The following editorial first appeared in the Augusta Chronicle:
“Our immigration system has been broken for decades, and the president is doing his job to address the problems that he can with his executive authority.”
That’s from the White House.
But it’s not from this past weekend.
It’s from November 2014, from a summary released ahead of President Obama’s address to the nation about immigration.
So before you start (or continue) fuming over the sequence of events surrounding President Trump’s executive order Friday on refugees, remember: Using executive authority to address immigration issues is nothing new. Every president since Eisenhower has done it.
Hyperventilating media seem more concerned with describing Mr. Trump’s order as spurring “global confusion,” to borrow an overreaching phrase from Monday’s New York Times.
But the intent is not all that confusing. Here’s what the executive order actually calls for:
• Citizens of Iraq, Iran, Syria, Somalia, Sudan, Libya and Yemen cannot enter the U.S. for 90 days. These countries were named in a 2015 law — enthusiastically passed by Democrats — aimed at scrutinizing people emigrating from nations teeming with jihadist violence.
• Refugees from any country cannot enter the U.S. for 120 days.
• Refugees from Syria cannot enter the U.S. indefinitely.
• No more than 50,000 refugees can be admitted into the U.S. this year.
That’s it. It’s completely legal for the president to do this. Obama knew that, too, when he barred Iraqi refugees from entering the U.S. in 2011. That ban lasted six months. The media outcry over that ban lasted zero months.
But now — because the White House is following the will of the people by trying to make it more difficult for terrorists to enter the United States — liberals are beside themselves.
Leftists are trying to rebut the executive order by invoking the poem at the base at the Statue of Liberty — as if the poem is one our country’s founding documents. They would have you believe that Mr. Trump’s directive somehow revokes a sacred promise of freedom.
These are the same leftists who can’t be troubled with respecting the enduring, immutable strength of our Constitution. Wouldn’t it be refreshing if they embraced our real founding documents with the same passion as the poem?
That poem, The New Colossus, by Emma Lazarus, includes the now-familiar lines “Give me your tired, your poor, your huddled masses yearning to breathe free …”
It truly is a beautiful sentiment — aimed originally at industrious immigrants of the 1880s. But we have a drastically different brand of immigrant now compared to what we greeted onto our shores then. Was Emma Lazarus really lifting her lamp “beside the golden door” to usher in terrorists who wanted to destroy America?
Since when has a poem been our official immigration policy?

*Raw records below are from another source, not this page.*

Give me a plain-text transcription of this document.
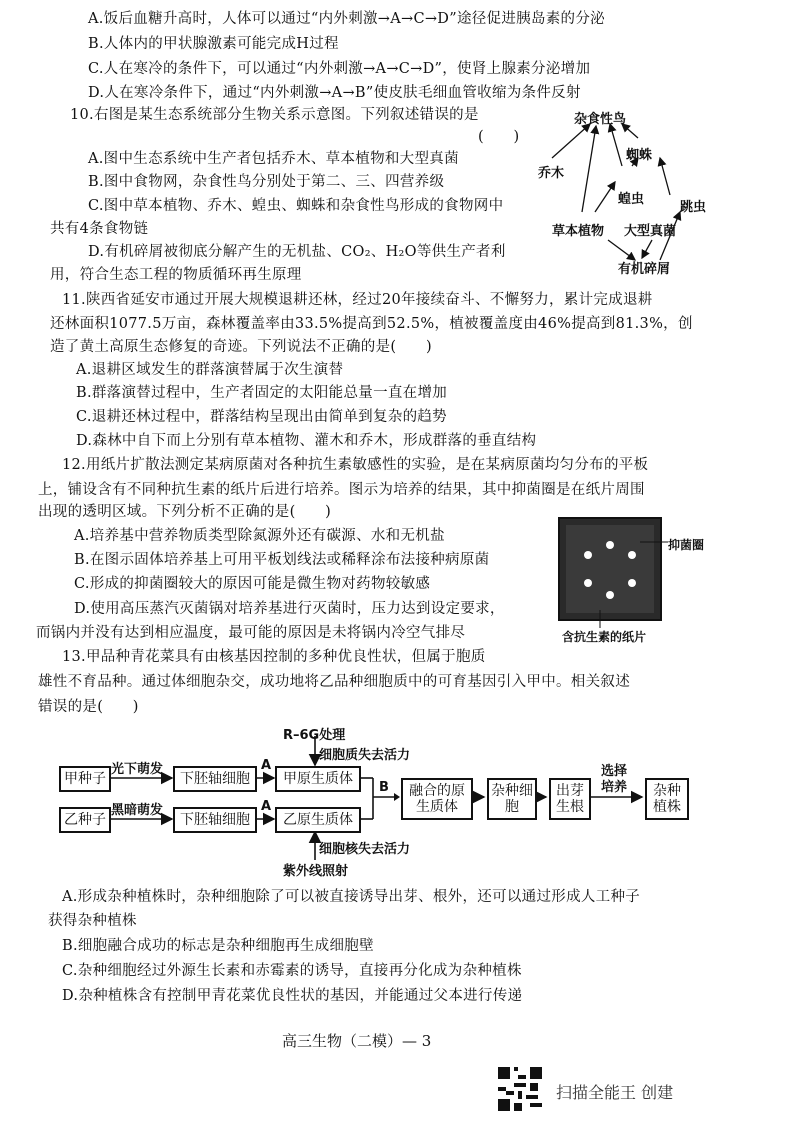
A.饭后血糖升高时，人体可以通过“内外刺激→A→C→D”途径促进胰岛素的分泌
B.人体内的甲状腺激素可能完成H过程
C.人在寒冷的条件下，可以通过“内外刺激→A→C→D”，使肾上腺素分泌增加
D.人在寒冷条件下，通过“内外刺激→A→B”使皮肤毛细血管收缩为条件反射
10.右图是某生态系统部分生物关系示意图。下列叙述错误的是
(　　)
A.图中生态系统中生产者包括乔木、草本植物和大型真菌
B.图中食物网，杂食性鸟分别处于第二、三、四营养级
C.图中草本植物、乔木、蝗虫、蜘蛛和杂食性鸟形成的食物网中
共有4条食物链
D.有机碎屑被彻底分解产生的无机盐、CO₂、H₂O等供生产者利
用，符合生态工程的物质循环再生原理
杂食性鸟
蜘蛛
乔木
蝗虫
跳虫
草本植物 大型真菌
有机碎屑
11.陕西省延安市通过开展大规模退耕还林，经过20年接续奋斗、不懈努力，累计完成退耕
还林面积1077.5万亩，森林覆盖率由33.5%提高到52.5%，植被覆盖度由46%提高到81.3%，创
造了黄土高原生态修复的奇迹。下列说法不正确的是(　　)
A.退耕区域发生的群落演替属于次生演替
B.群落演替过程中，生产者固定的太阳能总量一直在增加
C.退耕还林过程中，群落结构呈现出由简单到复杂的趋势
D.森林中自下而上分别有草本植物、灌木和乔木，形成群落的垂直结构
12.用纸片扩散法测定某病原菌对各种抗生素敏感性的实验，是在某病原菌均匀分布的平板
上，铺设含有不同种抗生素的纸片后进行培养。图示为培养的结果，其中抑菌圈是在纸片周围
出现的透明区域。下列分析不正确的是(　　)
A.培养基中营养物质类型除氮源外还有碳源、水和无机盐
B.在图示固体培养基上可用平板划线法或稀释涂布法接种病原菌
C.形成的抑菌圈较大的原因可能是微生物对药物较敏感
D.使用高压蒸汽灭菌锅对培养基进行灭菌时，压力达到设定要求，
而锅内并没有达到相应温度，最可能的原因是未将锅内冷空气排尽
抑菌圈
含抗生素的纸片
13.甲品种青花菜具有由核基因控制的多种优良性状，但属于胞质
雄性不育品种。通过体细胞杂交，成功地将乙品种细胞质中的可育基因引入甲中。相关叙述
错误的是(　　)
R–6G处理
细胞质失去活力
甲种子
乙种子
光下萌发
黑暗萌发
下胚轴细胞
下胚轴细胞
A
A
甲原生质体
乙原生质体
B	融合的原生质体
杂种细胞
出芽生根
选择培养	杂种植株
细胞核失去活力
紫外线照射
A.形成杂种植株时，杂种细胞除了可以被直接诱导出芽、根外，还可以通过形成人工种子
获得杂种植株
B.细胞融合成功的标志是杂种细胞再生成细胞壁
C.杂种细胞经过外源生长素和赤霉素的诱导，直接再分化成为杂种植株
D.杂种植株含有控制甲青花菜优良性状的基因，并能通过父本进行传递
高三生物（二模）— 3
扫描全能王 创建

U.S. Rep. Trey Gowdy of South Carolina framed the issue superbly:
“The world we find ourselves in is dangerous and becoming increasingly so. Since national security and public safety are the preeminent functions of government, there is a fundamental duty to ensure the necessary background investigations can be done to stop anyone intent on doing harm from exploiting Americans’ generosity and taking more innocent lives.”
In the wake of the president’s executive order, the main thing to bear in mind is this: America deserves better border security. Our immigration system has been — as the Obama White House reminded us at the beginning of this editorial — “broken for decades.”
And fixing something that has been so broken for so long will be very, very messy, and will take some time. The country has a rough road ahead to take us to a smoother destination.